A few years ago, up at Bright supporting some friends doing the Alpine Classic, I was out riding with a female acquaintance and a couple of male friends (one of whom was Mr Legs, soon to be my partner, as a matter of fact. Poor bugger). Ms Gottabefaster commented that whilst we were JUST keeping up with the guys, we were on our little chain wheels, the guys cruising along on their big plates. Her punchline: “What hope do I have stuck on this little chain ring? When they hit the hammer we are gone.” I didn’t really get what she meant, thinking well, dontchya just flick it up onto the big chain ring and pedal some more? But after Saturday’s post SE ergo ride, I think I get it.

On the ride out, down Maroondah to Bridge Road, I rode predominantly on the big chain ring, whether the road went up or down, and didn’t notice it too much, feeling pretty comfortable pushing the bigger gear out (although it is mostly downhill, despite the uphills trying to make up for that). A couple of weeks ago, I would have been predominantly on the little chain ring, “resting” my leg after a nasty ergo workout. On Saturday, riding the big chain ring felt pretty much the same as riding the little one had a few weeks back. It wasn’t until we were nearly home, after 60km of riding, that heat and fatigue (from the previous night’s ergo efforts) hit me and I began to rapidly stack the bricks up in front of my front wheel. Despite the rapid decline towards the end of the ride, I am pretty happy with the way I am shaping up from the latest block of training. It's a nice change from working hard and wondering why the hell I was bothering. But that's training - it's never a smooth upward continuum. You just have to keep planting the seeds, and watering and fertilising the little sprouts that emerge.

Sunday was a bit of a wipe out for training. Mr Legs and I did some “gardening”, tidying up a very large peppermint gum in my back yard in Boolarra, which had split in two, one side of which had fallen over the back fence into the paddock behind, and was clinging to the tree about 5 foot up from the base. It took a large part of Sunday to chainsaw it up and stack the wood, then do some extra tidying and major weed extermination (blackberries – gotta love having a country garden). Unfortunately the tree needs to come down before the other half falls into my back yard and onto my little shed. So we have a neighbourly tree feller booked for the Australia Day weekend to help us with the deed. The tree must be at least 6 metres high, so it’s going to take some serious, pro work to make it safe.

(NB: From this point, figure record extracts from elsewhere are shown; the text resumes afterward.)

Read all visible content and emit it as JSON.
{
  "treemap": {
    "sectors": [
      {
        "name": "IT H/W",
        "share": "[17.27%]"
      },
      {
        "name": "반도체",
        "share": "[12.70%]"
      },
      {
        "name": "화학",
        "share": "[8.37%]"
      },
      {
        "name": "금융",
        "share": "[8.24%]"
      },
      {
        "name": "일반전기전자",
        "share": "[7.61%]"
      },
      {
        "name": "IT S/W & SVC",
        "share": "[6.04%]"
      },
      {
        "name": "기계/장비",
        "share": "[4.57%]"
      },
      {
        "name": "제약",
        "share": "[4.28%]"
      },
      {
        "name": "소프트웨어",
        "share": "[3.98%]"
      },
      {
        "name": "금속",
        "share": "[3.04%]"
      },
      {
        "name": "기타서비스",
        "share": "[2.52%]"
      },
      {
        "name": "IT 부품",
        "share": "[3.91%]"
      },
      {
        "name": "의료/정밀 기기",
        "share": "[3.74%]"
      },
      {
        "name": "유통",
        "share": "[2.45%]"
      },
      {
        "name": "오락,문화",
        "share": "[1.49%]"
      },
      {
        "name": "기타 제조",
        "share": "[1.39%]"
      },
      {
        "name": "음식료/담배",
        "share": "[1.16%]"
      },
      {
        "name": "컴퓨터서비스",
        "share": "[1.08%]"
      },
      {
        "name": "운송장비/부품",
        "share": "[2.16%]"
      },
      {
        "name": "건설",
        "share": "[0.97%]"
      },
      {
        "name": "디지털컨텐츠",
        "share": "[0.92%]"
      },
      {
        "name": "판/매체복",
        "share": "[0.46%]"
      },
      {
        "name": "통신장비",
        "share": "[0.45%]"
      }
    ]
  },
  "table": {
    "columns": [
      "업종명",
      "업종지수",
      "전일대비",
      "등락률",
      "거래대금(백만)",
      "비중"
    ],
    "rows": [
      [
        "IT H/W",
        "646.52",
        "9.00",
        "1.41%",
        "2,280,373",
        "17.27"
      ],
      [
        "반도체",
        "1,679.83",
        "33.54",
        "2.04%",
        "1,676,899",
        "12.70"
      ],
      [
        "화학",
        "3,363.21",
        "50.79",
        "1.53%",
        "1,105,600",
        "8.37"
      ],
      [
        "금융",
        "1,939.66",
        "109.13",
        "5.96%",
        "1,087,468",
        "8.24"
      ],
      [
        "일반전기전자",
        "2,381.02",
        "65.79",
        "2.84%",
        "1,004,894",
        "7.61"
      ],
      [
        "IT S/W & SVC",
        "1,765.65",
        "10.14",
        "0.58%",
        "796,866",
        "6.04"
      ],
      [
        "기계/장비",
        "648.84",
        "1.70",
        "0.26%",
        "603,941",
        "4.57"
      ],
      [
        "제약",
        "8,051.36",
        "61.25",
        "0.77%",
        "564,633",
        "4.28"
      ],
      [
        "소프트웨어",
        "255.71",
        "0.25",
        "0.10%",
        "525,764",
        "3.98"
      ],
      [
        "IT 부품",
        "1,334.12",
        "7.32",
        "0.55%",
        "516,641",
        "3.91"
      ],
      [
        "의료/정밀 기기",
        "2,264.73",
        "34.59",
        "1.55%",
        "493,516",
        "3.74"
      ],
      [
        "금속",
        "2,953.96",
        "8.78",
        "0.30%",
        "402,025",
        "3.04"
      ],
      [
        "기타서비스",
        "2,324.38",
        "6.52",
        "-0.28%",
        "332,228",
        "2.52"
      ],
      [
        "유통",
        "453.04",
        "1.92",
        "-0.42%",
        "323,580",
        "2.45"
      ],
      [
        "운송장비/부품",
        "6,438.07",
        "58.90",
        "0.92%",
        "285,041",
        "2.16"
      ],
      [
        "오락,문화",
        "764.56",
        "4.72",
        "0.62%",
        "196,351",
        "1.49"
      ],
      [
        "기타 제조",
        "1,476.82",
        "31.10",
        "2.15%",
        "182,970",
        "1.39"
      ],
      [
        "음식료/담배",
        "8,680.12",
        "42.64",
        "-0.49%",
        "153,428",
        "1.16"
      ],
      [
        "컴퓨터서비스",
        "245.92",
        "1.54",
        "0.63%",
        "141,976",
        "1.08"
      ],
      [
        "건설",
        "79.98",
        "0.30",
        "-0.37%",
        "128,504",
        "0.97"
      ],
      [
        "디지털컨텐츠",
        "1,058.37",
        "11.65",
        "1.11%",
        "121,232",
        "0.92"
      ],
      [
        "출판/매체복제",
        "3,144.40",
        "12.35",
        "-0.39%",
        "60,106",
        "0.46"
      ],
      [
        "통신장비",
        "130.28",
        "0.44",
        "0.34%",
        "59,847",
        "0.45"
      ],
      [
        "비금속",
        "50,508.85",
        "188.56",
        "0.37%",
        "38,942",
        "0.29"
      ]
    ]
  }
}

It was also incredibly windy on Sunday, so any riding would have also meant dodging vegetation and branches being flung from great heights by the local tree population. The warning signs about trees being close to the road are to be heeded at such times. The local trees are incredibly stealthy and cunning, and have been slowly working their way up to the road side (hence the road warning signs), in preparation for days like yesterday; to protest against, and mourn the loss of their fellow natives, which are cleared for pine plantations. Can’t say I blame them, but I am not one to get in the way of an irate tree.